Dali em diante, ela perdeu a corda, o moreno não aceitava mais ser cuidado, guardava tudo para si, não sabia mais pedir ajuda, não sabia pedir socorro.

Letícia era uma garota legal, dona Amália gostava muito da nora. Sinceramente, nunca acreditou que aquele noivado realmente viraria casamento, mas tinha fé que os dois perceberiam isso em algum momento. Otávio não sentia prazer em cuidar dela e nem percebia isso; a moça também não tinha espaço para cuidar dele. Ela foi uma noiva que não tinha certeza dos sentimentos de seu noivo, não o conhecia tão profundamente, o advogado não permitia ser conhecido por qualquer um.

Com um bebê no colo, dona Amália não continha o sorriso, segurava na mãozinha de Tales observando Ana Clara ter liberdade em sua cozinha. Observava a cena com sua sabedoria de mulher que já viu de tudo nessa vida, de mulher que conhece bem o filho e que sabia que ele não se deixa ser cuidado por qualquer um.

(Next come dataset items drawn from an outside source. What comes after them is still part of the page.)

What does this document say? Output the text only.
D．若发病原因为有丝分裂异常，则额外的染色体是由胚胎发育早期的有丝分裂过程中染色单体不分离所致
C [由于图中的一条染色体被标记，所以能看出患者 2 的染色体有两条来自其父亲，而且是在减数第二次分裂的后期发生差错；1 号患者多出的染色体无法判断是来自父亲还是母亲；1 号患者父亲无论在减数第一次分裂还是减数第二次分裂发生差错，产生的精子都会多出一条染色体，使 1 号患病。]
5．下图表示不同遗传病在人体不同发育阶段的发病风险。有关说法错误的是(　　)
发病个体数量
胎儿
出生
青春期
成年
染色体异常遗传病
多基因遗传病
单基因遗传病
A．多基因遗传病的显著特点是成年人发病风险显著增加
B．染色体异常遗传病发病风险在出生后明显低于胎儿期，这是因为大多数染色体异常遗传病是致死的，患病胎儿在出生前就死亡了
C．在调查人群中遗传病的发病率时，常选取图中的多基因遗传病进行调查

Ana Clara passou na feira e trouxe alguns ingredientes para cuidar da garganta inflamada de Otávio, não era nada sério, porém ela fez questão de estar presente. Dona Amália viu a loira recheada de uma preocupação quase maternal, estava na cara que ela era feita do mesmo material que Otávio foi fabricado, os dois cuidam demais.

– Eu duvido ele voltar a ter febre com esse chá. – disse a loira – Isso tira toda infecção do corpo, receita da minha avó – garantiu.

– E esses legumes que você trouxe? – perguntou a mais velha espiando as sacolas de feira.

– Ah, eu pensei em fazer uma sopinha para ele. – sorriu de um jeito tão fofo que puxou um sorriso da morena também – A senhora pode dizer se não quiser que eu faça, a cozinha é sua...

– Imagina! Não faço a mínima questão de cozinha, Otávio cozinha aqui mais do que eu. A casa é sua!

– Eu já estou bem, não precisa disso tudo – disse Otávio com a voz meio rouca.

– Agora que lembrei! Eu trouxe pastilhas para a garganta. – disse ela voltando às suas sacolas cheias de coisas – Chupa as pastilhas, depois vai beber chá com anti-inflamatório e vai tomar a sopa.

Clara fez questão de levar as pastilhas até ele e as estendeu na direção da sua boca ignorando a mão erguida do rapaz, Otávio abocanhou a encarando com estranhamento.

– Nem minha mãe faz isso por mim – ele murmurou.

– Não faço mesmo! Olha para minha cara de quem vai dar pastilha na boca de um homem desse tamanho. Eu só cuidava quando era um bebê fofinho igual esse aqui – dona Amália beijou a bochecha de Tales.

Ana o ignorou e voltou para a cozinha para servir o chá fumegante numa caneca e o deixou sobre a mesa esperando esfriar.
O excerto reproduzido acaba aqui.